Davis then took a deeper look at the American electorate. He indicated that, especially in recent elections, society has become increasingly ideological and polarized in its voting patterns. The rector emphasized this change, explaining that people are no longer voting for a candidate, they’re voting along purely ideological party lines.
“Voters used to vote for the name on the back of the jersey,” Davis said. “Now they’re voting for the color of the jersey. You see that across the board.”
When asked why politics are so polarized today, Davis pointed to three reasons. First, the effects of partisan redistricting, or “gerrymandering,” in which politicians draw districts that pack certain population demographics together to increase a candidates likelihood of being elected.
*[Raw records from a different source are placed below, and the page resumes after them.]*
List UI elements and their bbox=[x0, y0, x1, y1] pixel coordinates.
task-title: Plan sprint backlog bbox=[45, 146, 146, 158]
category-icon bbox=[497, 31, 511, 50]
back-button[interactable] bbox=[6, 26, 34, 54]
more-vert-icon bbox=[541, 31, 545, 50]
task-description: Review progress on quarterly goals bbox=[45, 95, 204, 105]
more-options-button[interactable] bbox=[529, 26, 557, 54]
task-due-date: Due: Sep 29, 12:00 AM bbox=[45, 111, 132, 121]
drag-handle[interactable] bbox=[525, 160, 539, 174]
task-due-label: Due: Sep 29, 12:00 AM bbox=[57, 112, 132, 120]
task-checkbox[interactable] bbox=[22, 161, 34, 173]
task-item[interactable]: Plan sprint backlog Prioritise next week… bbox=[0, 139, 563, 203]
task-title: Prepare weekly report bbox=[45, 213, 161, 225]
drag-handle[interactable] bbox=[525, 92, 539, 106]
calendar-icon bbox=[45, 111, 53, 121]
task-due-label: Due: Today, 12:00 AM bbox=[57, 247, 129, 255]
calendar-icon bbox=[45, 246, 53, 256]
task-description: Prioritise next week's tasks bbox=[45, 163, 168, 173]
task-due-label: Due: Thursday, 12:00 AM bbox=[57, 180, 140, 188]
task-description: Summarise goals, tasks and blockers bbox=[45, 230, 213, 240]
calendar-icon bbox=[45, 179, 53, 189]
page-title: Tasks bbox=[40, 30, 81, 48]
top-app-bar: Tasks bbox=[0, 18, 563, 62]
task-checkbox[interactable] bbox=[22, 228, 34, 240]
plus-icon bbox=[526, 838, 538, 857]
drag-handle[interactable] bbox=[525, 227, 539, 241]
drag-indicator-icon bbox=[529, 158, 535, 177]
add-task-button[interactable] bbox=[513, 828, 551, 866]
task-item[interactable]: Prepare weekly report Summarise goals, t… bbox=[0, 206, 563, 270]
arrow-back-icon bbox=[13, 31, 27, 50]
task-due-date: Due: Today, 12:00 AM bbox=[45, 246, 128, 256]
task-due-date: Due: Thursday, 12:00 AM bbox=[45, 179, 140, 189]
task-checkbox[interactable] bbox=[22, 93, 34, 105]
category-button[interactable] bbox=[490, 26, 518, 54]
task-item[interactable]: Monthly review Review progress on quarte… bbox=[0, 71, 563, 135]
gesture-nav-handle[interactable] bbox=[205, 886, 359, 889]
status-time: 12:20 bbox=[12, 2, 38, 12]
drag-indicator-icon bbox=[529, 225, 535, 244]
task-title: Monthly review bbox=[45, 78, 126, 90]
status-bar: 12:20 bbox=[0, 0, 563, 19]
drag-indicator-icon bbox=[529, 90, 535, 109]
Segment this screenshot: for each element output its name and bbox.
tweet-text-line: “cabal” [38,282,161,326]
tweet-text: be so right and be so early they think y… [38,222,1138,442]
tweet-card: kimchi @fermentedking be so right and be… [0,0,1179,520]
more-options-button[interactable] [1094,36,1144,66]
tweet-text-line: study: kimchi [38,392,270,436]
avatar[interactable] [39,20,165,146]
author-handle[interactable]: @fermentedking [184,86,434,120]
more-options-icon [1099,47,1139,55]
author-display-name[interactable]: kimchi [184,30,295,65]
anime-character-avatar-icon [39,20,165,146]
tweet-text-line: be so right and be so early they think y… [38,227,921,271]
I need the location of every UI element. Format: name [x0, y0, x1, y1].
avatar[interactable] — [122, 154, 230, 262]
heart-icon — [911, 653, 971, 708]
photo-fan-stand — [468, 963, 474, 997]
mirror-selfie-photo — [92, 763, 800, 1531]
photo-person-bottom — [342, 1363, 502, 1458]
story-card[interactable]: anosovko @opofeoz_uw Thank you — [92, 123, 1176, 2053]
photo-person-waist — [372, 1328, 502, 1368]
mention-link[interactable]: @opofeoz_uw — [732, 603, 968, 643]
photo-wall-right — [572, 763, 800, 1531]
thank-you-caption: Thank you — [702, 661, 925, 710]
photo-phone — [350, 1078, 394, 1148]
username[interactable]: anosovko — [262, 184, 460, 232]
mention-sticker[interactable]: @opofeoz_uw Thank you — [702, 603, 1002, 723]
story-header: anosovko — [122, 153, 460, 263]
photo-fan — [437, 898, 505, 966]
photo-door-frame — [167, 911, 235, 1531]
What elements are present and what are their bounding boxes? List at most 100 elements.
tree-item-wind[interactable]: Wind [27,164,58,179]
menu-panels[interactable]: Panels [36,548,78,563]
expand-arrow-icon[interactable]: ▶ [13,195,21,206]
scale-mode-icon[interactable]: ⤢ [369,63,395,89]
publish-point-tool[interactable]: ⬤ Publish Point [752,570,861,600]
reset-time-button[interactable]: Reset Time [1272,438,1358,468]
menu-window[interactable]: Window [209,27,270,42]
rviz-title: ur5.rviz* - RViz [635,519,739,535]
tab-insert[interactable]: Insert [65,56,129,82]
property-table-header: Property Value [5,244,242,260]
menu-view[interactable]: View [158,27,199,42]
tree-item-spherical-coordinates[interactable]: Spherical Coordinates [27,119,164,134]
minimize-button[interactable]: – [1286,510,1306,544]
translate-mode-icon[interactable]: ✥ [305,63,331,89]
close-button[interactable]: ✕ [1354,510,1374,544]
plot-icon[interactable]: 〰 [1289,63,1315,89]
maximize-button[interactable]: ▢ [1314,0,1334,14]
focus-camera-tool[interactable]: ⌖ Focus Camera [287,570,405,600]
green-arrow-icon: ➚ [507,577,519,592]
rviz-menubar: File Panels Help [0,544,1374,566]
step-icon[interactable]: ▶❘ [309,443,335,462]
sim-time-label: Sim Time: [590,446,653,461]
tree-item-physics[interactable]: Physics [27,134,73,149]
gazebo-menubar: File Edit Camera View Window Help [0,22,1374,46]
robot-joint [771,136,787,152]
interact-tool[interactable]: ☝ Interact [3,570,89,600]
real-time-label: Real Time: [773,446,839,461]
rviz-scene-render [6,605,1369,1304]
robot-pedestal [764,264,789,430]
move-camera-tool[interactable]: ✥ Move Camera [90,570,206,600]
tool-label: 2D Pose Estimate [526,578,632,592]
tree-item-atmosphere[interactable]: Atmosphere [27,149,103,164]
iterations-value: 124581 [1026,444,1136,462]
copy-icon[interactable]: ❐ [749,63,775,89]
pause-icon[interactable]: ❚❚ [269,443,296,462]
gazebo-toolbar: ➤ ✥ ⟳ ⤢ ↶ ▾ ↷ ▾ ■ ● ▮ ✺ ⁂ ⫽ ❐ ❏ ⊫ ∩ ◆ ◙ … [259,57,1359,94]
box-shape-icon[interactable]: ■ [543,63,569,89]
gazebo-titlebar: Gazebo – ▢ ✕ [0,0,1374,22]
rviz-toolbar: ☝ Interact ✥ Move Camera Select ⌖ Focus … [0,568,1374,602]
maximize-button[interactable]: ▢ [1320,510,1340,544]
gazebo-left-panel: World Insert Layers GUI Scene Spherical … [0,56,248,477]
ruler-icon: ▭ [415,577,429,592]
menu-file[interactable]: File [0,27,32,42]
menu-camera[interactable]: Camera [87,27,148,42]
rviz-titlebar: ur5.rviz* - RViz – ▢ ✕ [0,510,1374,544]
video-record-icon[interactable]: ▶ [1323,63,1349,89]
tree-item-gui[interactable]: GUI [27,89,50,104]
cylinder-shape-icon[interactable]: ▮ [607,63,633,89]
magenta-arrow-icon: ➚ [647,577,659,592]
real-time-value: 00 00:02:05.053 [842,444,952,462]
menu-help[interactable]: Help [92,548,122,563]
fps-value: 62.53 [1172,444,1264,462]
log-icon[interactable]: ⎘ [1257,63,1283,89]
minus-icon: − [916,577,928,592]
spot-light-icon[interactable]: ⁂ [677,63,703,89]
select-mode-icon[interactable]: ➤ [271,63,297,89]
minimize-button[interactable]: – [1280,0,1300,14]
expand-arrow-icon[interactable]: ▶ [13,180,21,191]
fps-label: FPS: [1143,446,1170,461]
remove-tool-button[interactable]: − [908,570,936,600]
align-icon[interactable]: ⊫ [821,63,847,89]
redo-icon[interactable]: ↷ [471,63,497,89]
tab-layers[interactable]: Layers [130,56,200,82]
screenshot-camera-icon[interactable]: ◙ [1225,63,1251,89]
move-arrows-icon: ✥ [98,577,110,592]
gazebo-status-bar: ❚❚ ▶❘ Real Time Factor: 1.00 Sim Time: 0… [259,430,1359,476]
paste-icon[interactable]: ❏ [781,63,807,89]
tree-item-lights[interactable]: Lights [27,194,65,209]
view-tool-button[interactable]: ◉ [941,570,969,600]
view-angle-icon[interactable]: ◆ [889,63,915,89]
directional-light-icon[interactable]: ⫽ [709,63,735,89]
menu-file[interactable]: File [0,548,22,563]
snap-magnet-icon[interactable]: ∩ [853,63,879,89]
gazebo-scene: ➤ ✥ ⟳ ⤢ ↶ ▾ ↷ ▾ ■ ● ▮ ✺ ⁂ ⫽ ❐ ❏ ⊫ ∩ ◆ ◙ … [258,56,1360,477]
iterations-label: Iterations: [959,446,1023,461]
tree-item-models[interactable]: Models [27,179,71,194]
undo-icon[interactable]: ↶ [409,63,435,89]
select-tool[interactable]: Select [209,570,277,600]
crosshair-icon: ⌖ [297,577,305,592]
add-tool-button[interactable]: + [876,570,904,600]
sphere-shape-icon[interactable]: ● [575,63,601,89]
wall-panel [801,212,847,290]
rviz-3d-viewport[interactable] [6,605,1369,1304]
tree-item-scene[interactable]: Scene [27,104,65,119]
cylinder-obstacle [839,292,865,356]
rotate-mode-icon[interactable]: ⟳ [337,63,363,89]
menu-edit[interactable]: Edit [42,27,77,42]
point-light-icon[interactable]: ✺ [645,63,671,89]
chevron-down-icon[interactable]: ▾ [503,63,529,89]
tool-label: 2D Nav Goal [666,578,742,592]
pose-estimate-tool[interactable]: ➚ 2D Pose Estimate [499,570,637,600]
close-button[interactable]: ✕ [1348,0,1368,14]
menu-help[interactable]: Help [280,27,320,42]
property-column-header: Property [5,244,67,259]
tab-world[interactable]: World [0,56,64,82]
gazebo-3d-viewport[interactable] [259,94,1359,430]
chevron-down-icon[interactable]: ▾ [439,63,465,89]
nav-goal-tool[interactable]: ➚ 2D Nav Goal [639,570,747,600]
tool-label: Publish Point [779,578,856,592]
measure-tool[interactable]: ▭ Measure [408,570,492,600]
Lastly, the influence of money in politics plays a much bigger role than it used to, insisted Davis. He and Frost both agreed that the 2002 McCain-Feingold campaign finance legislation, which limited the amount of money that can go to political parties, has caused much bigger problems than it was originally crafted to solve.
“Instead of going to the parties, [the money] now is out there on the wings. Parties are a centering force in American politics, and if their influence is limited, it will benefit these ‘fringe’ groups,” Davis said.
Following Davis’s analysis, Frost directed the conversation towards the next two years, suggesting that there is a lot of work in store for both parties. According to Frost, the toughest issues Washington will face in the near future are tax and immigration reform. However, he believes that it is ultimately up to the president to meet Republicans halfway.
“[Incoming Senate Majority Leader] Mitch McConnell is a very, very capable and willing leader,” Frost said. “The question is, will President Obama be willing to meet Republicans in the middle?”